Errors recording the sex of human tissue samples, or cell contamination, may explain why nearly half of RNA data sets studied don’t seem to match the sex noted in the data set.

Errors recording the sex of human tissue samples, or cell contamination, may explain why nearly half of RNA data sets studied don’t seem to match the sex noted in the data set.

© BSIP SA/Alamy Stock Photo

Sex problems? Researchers find ‘widespread’ mislabeling of the sex of human samples

What if scientists don’t really know what’s in their vials and lab dishes? A research team has analyzed dozens of data sets from human genomics studies and found that nearly half of them have a sexual identity problem—they’re labeled as coming from a male but the data suggest they must be from a female, or vice versa . These mix-ups, likely due to accidental mislabeling of the data at some point, but possibly also from cell contamination in the original samples, could have untold effects on the validity of comparisons in genomics experiments conducted worldwide, according to the group, which last week posted its findings on bioRxiv, a site for preprints that have not yet been formally peer reviewed.

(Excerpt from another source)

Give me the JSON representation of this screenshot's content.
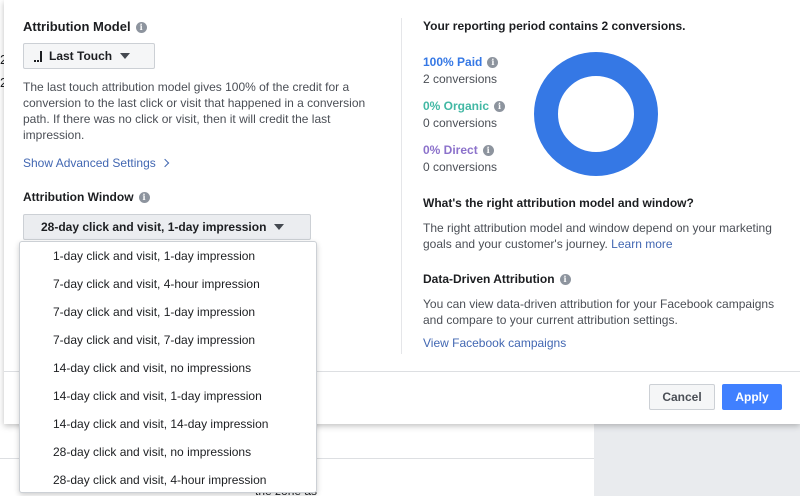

The disputed data sets describe a tissue’s transcriptome—the array of messenger RNAs (mRNAs) produced when genes in cells turn on to manufacture a protein. Although much work has been done in recent years to reduce errors in studies of RNA transcriptomes, computational biologist Lilah Toker and her colleagues at the University of British Columbia, Vancouver, in Canada, kept noticing errors in how samples were labeled after they performed routine quality checks of data sets. “At some point we were wondering if this is just because we are doing so much data analysis, or is it actually something much more widespread,” Toker says.

Toker and her colleagues then examined the transcriptomes from 70 publicly available data sets for human tissue samples, trying to corroborate the sex of the tissues by looking for mRNAs from male- or female-specific genes. They found discrepancies between the labeled sex and the mRNA results in 32 out of the 70 data sets.

Amanda Capes-Davis, based in Sydney, Australia, and chair of the International Cell Line Authentication Committee, agrees that mislabeling of cell samples in transcriptomic studies is a serious issue, particularly when using so-called cell lines, which have been grown in lab dishes for extended periods, even years to decades. However, she questions the accuracy of using sex-specific genetic tests as an authentication tool because many male cell lines lose their Y chromosomes while being cultured, which could obscure their true origin. A Nature study published last year, she notes, looked at nearly 2000 cell lines and found that hundreds originally labeled as male appeared instead to be female based on sex-specific gene tests, whereas just 10 labeled as female seem to be male. The contrast is so large, says Capes-Davis, that Y chromosome loss is the most likely explanation.

Nonetheless, too many labs do not perform basic authentication checks on their cells before experimenting with them, Capes-Davis says. Toker and her colleagues argue that the simple sex identity genetic tests they conducted should become standard in any lab. “I hope people would just pay more attention to what they’re analyzing,” Toker concludes.